An adult watching a YouTube video that requires age verification is not going to wait long or endure many steps. How many steps would you endure to watch a video? Consumers searching for any product or service online is only a tab away from competing websites. Speed and ease of use are essential.
As any DevOps engineer knows, any deployed web application must be instantly scalable. This rule of thumb also applies to age verification. Nobody wants to have to wait too long, people want speed and convenience. User experience, as we always highlight at SignD, should not be neglected. Age verification should be like everything else online: automatic from start to finish. What is automatic is instantly scalable.
Age verification is emerging as an important identity milestone. Be aware of whether your competitors are starting to deploy age verification on their websites. Do you verify the age of your users? If your website targets the EU, the UK or Japan, now is the time to start evaluating a new approach to verifying the age of your users.

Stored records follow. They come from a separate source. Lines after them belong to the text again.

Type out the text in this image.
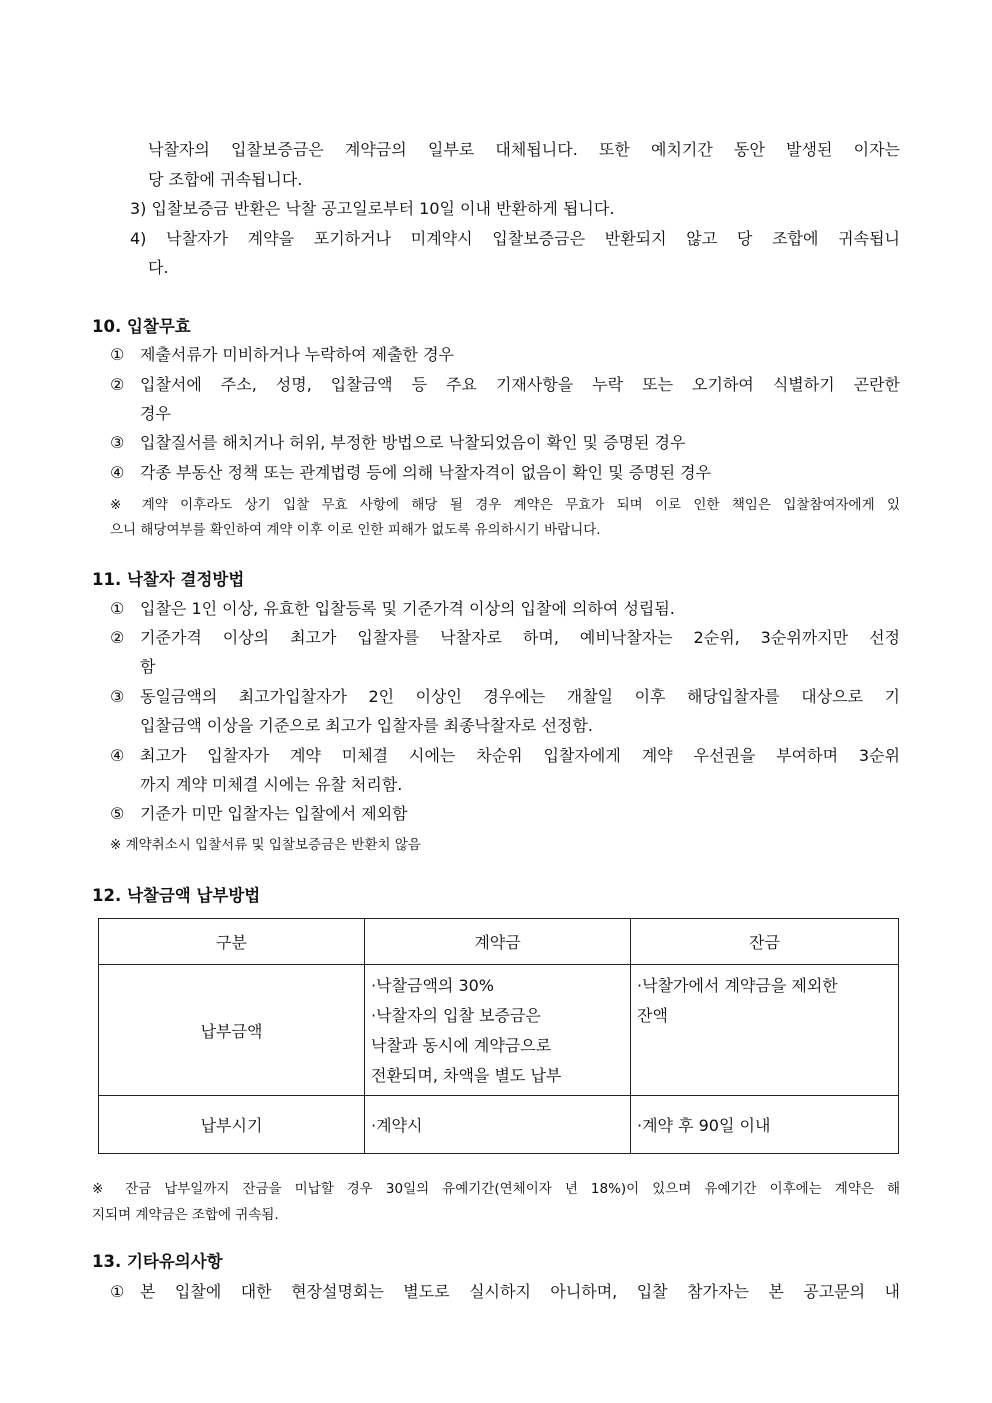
낙찰자의 입찰보증금은 계약금의 일부로 대체됩니다. 또한 예치기간 동안 발생된 이자는
당 조합에 귀속됩니다.
3) 입찰보증금 반환은 낙찰 공고일로부터 10일 이내 반환하게 됩니다.
4) 낙찰자가 계약을 포기하거나 미계약시 입찰보증금은 반환되지 않고 당 조합에 귀속됩니
다.
10. 입찰무효
① 제출서류가 미비하거나 누락하여 제출한 경우
② 입찰서에 주소, 성명, 입찰금액 등 주요 기재사항을 누락 또는 오기하여 식별하기 곤란한
경우
③ 입찰질서를 해치거나 허위, 부정한 방법으로 낙찰되었음이 확인 및 증명된 경우
④ 각종 부동산 정책 또는 관계법령 등에 의해 낙찰자격이 없음이 확인 및 증명된 경우
※ 계약 이후라도 상기 입찰 무효 사항에 해당 될 경우 계약은 무효가 되며 이로 인한 책임은 입찰참여자에게 있
으니 해당여부를 확인하여 계약 이후 이로 인한 피해가 없도록 유의하시기 바랍니다.
11. 낙찰자 결정방법
① 입찰은 1인 이상, 유효한 입찰등록 및 기준가격 이상의 입찰에 의하여 성립됨.
② 기준가격 이상의 최고가 입찰자를 낙찰자로 하며, 예비낙찰자는 2순위, 3순위까지만 선정
함
③ 동일금액의 최고가입찰자가 2인 이상인 경우에는 개찰일 이후 해당입찰자를 대상으로 기
입찰금액 이상을 기준으로 최고가 입찰자를 최종낙찰자로 선정함.
④ 최고가 입찰자가 계약 미체결 시에는 차순위 입찰자에게 계약 우선권을 부여하며 3순위
까지 계약 미체결 시에는 유찰 처리함.
⑤ 기준가 미만 입찰자는 입찰에서 제외함
※ 계약취소시 입찰서류 및 입찰보증금은 반환치 않음
12. 낙찰금액 납부방법
구분	계약금	잔금
납부금액	·낙찰금액의 30%
·낙찰자의 입찰 보증금은
낙찰과 동시에 계약금으로
전환되며, 차액을 별도 납부	·낙찰가에서 계약금을 제외한
잔액

납부시기	·계약시	·계약 후 90일 이내
※ 잔금 납부일까지 잔금을 미납할 경우 30일의 유예기간(연체이자 년 18%)이 있으며 유예기간 이후에는 계약은 해
지되며 계약금은 조합에 귀속됨.
13. 기타유의사항
① 본 입찰에 대한 현장설명회는 별도로 실시하지 아니하며, 입찰 참가자는 본 공고문의 내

The misalignment in the KYC process and emerging legislation responding to the buying patterns of underage consumers makes it clear that online sellers must establish a firmer anchor or risk remaining adrift in a landscape that could spell deep financial and legal trouble.
Part of the answer is socio-ethical education and social values must play a preventative role, but that is in the long term. In the “here and now”, a more direct response lies in finding more innovative ways to automate the alignment between client-facing KYC workflows and the legal literature to which they are accountable.